While Ed did not want to comment on Nvidia’s plans directly he did say, ” They have done some trials. Our view is that for any product to make it commercially, you need feature partiy compared to what we have today. For instance on beam forming, energy efficiency, carrier aggregation, to make it compatible with existing purpose built or cloud-native systems. So I think bringing all these features into Aerial will be the challenge – I don’t know exactly how much feature parity they have, but that would be the challenge I see – in order to bring such a system into real commercial implementation.”
Other clever things SoftBank is doing with AITRAS
For those who want to know more about what SoftBank is doing with AITRAS, read on.
First, it is demonstrating the use of AI to enhance the radio. The first is Uplink Signal Processing, where it has implemented an on-air (ie. not simulated) implementation of channel loss interpolation, seeing a 20% performance gain.
It has also deployed MU MIMO with AI enhancing the MAC scheduling on a system level simulator using multi-layer perception. Tests have shown a 9% gain – a “huge number” Wakikawa said.
And the third is carrying out beam forming predictions to keep the accuracy of beam steering.
It is also experimenting with deploying the CU element on a Grace-Grace server (so a double Arm CPU platform, no GPU), which it thinks is a more suitable platform for the CU, doubling capacity for the CU, and being able to support more DUs from the CU. (the DU says on the Grace-Hopper platform because it does need the GPU acceleration).

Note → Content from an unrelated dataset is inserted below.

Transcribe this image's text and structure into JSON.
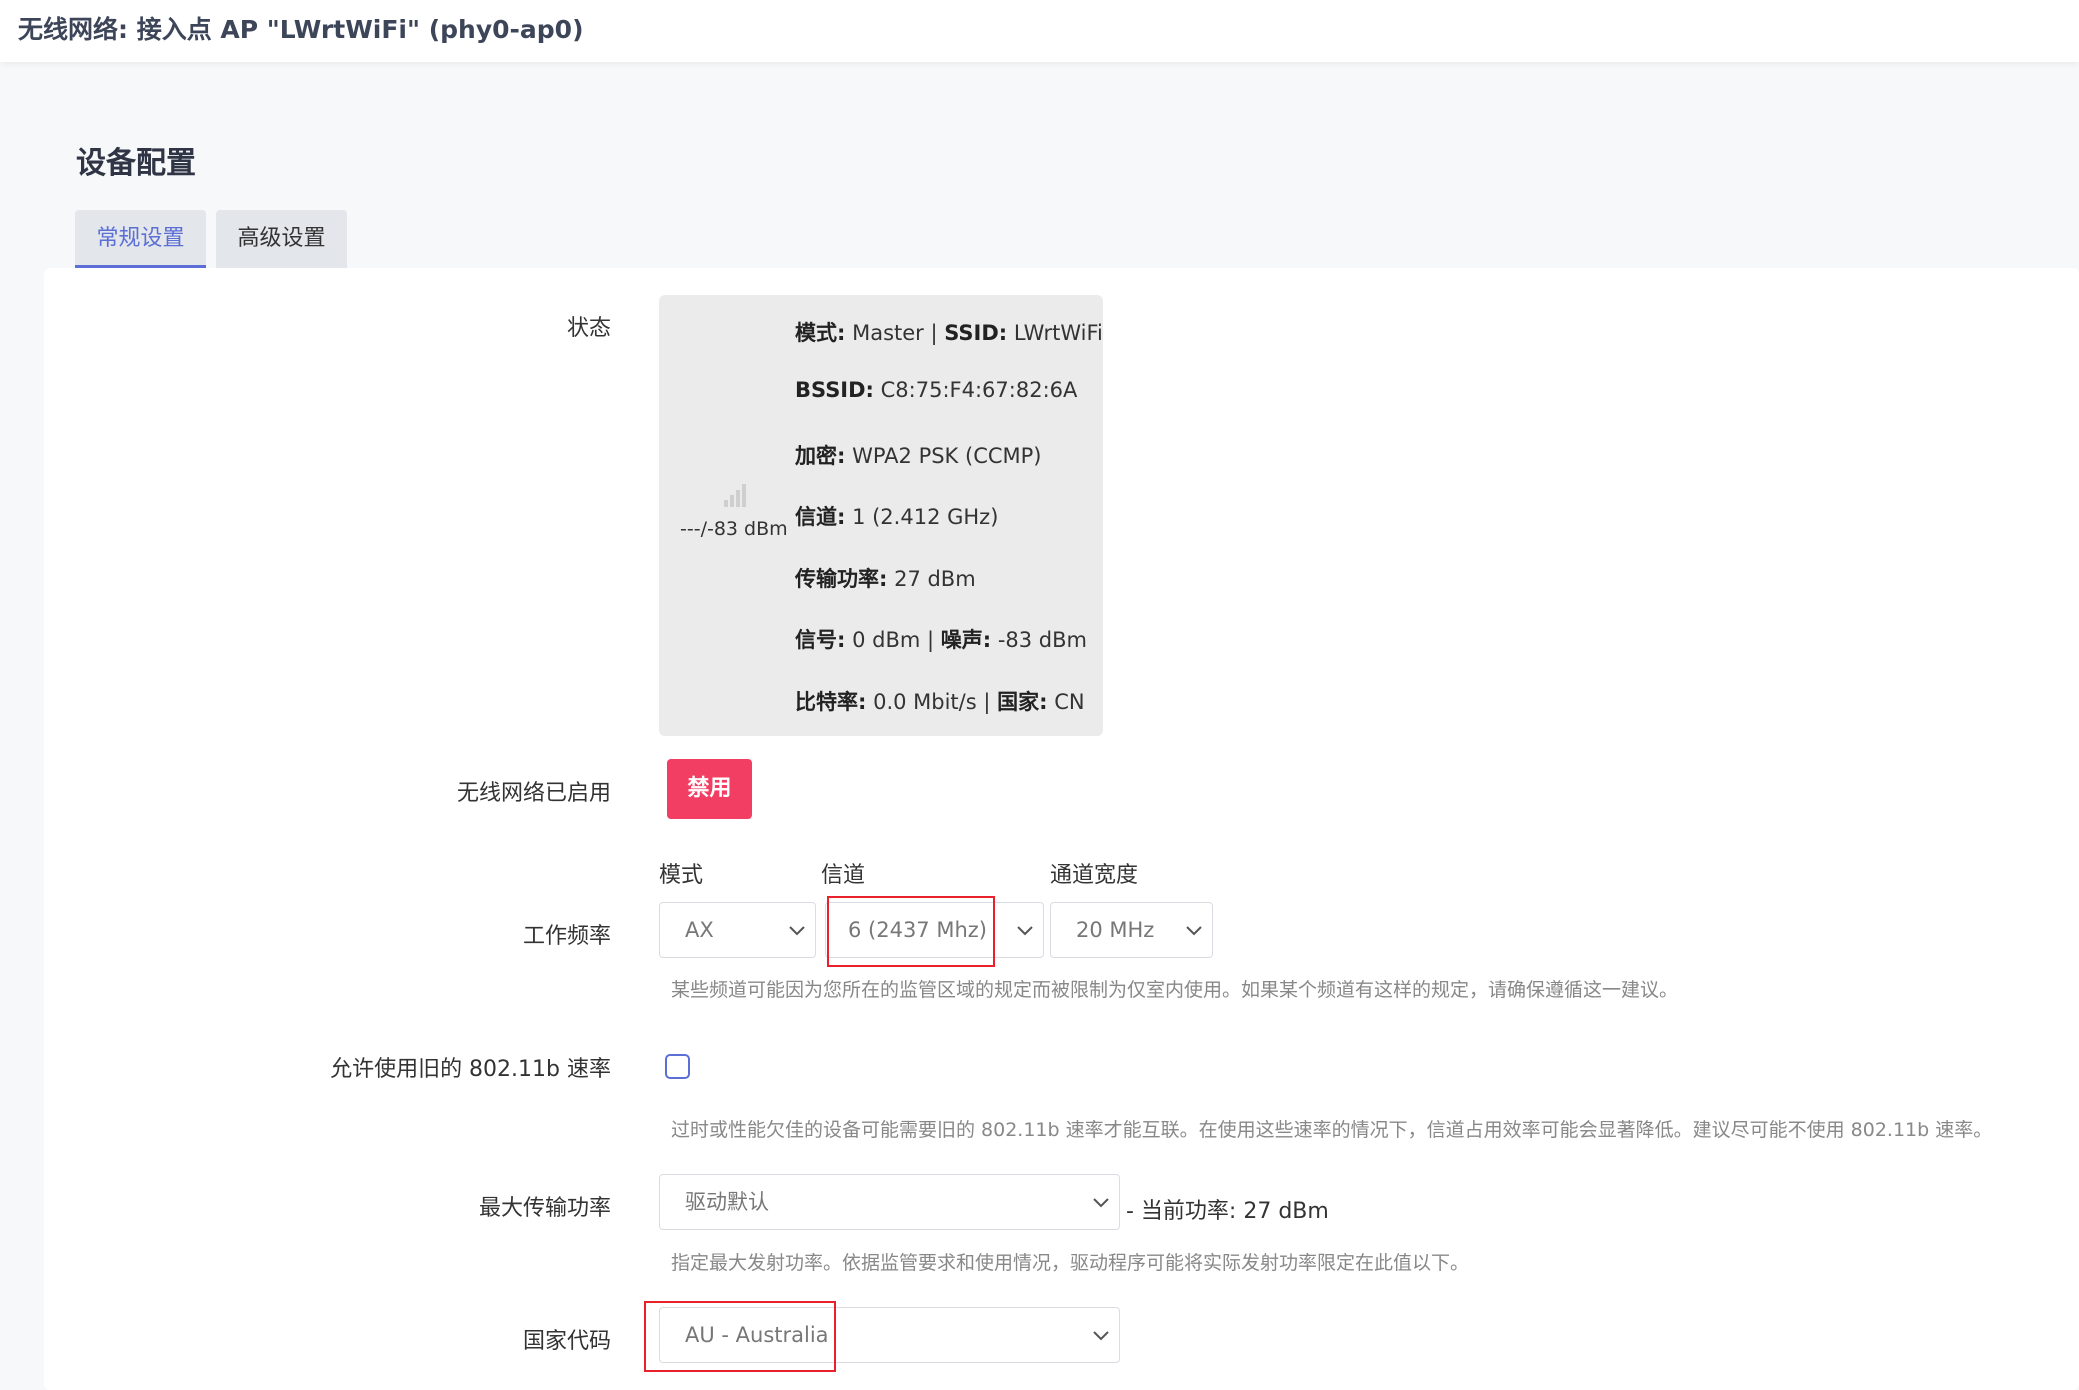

Power management and energy efficiency control using Red Hat’s open source Kepler. It is also using Kepler to figure out how much the energy consumption is per port on Red Hat OpenShift. This will manage and optimise across regional differences in power demand, as well as the sources of electricity powering different pods. SoftBank can then manage which app goes to which pod based on power availability and pricing.
Edge Routing
By integrating 3GPP features SoftBank is able to route specific user traffic to a specific AI server on the edge, smart switching between the internet and local breakout paths.